Prices were high even before Covid-19 and Russia-Ukraine war. Everybody thought gas is a transition fuel and renewables will take over. So people did not invest in gas or LNG infrastructure which resulted in shortage of capacity in production. This did not reflect during Covid-19 because demand was less but as soon as Covid-19 was over, demand picked up and prices went up.

We thought prices would come down in 2022 but because of the war it did not come down, rather it picked up and went up to $60, $70 per MMBtu. Investments have started coming in now and people are saying that you will need gas even in 2050 despite the net-zero goals declared by many countries. Investments have started coming in 2022 and it will take some time before the new LNG terminals, liquefaction terminals and gas terminals are up.
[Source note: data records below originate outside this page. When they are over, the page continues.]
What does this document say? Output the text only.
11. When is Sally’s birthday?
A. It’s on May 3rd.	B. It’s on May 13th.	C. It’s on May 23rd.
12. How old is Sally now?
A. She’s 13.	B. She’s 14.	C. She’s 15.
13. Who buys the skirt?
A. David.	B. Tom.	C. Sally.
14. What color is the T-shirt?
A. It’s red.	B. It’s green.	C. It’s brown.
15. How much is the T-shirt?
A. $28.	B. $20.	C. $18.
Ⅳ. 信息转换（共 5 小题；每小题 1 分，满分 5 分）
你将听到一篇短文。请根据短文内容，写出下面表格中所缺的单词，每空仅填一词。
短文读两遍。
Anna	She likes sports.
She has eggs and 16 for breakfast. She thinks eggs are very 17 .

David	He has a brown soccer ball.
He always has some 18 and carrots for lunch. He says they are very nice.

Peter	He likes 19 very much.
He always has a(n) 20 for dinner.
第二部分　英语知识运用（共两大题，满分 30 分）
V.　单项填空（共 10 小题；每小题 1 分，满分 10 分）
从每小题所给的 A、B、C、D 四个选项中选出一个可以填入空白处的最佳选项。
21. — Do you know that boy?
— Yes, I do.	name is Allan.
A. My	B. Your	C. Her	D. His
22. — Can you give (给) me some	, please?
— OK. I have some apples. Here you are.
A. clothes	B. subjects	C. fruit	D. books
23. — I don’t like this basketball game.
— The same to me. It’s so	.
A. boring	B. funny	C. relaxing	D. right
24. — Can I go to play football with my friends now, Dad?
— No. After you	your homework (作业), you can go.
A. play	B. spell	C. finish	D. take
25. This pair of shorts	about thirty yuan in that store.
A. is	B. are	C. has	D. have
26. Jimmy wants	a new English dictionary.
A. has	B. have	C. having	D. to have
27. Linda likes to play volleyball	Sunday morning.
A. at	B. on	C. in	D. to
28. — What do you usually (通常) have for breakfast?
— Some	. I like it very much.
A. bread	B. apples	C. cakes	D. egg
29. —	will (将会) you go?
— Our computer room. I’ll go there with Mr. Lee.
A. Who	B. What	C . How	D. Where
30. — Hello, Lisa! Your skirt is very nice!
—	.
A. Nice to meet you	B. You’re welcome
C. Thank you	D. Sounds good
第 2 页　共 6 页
Prices are going to soften at pre-Covid levels only in 2025-26 because by then infrastructure would have been established and then a lot of gas would be coming into the system which will normalise prices.

What is your perspective on the Kirit Parikh committee’s recommendation of gas pricing liberalisation?

Their recommendations are very balanced. They have taken note of constraints of CGD (city gas distribution) companies, domestic gas producers and then given recommendations. It is good for the market that at least we are getting a roadmap now. We can expect market-based gas prices for domestic producers. They can then take a call whether they want to sell in a bilateral manner, how much they can sell in the long term and how much they can sell on the spot. We expect that the government will accept the recommendations.

PNGRB plans to implement a unified tariff for natural gas infrastructure. What will be its implications?

It is very good for the market because today we have very fragmented tariffs. If somebody in Delhi wants to purchase gas from South KG Basin, he has to pay one tariff for pipeline connecting from KG Basin to Dahej, another tariff to GAIL (Gas Authority of India Ltd) from Dahej to Delhi and then if there are more licences, then you have to pay more tariffs. With a unified tariff, people will not bother about where they are buying from because they have to pay a single price, even if they buy from KG Basin or Dahej or from anywhere else.

Today, we have nine delivery points. We can club a few of the delivery points when the tariff is unified. Because of that, we will have arbitrage only because of tax and not because of transmission.

What are the steps required to increase natural gas consumption in India

Gas is a low-carbon fuel compared to other fossil fuels. People who are using diesel vehicles should move to CNG; states should pursue that. On the industry side, coal should be stopped in cities with high AQI (Air Quality Index) levels and people should be asked to move to gas. This will improve demand.

There are plans to increase the pipeline network from 20,000 km to 35,000 km. This extra 15,000 km should be established as early as possible.
We also need to create a good market where if anybody needs gas, the market should be able to provide it with least hassles.

For a good market, unbundling of contracts should be implemented and transmission capacity access should be made available without any barriers, resistance or objections.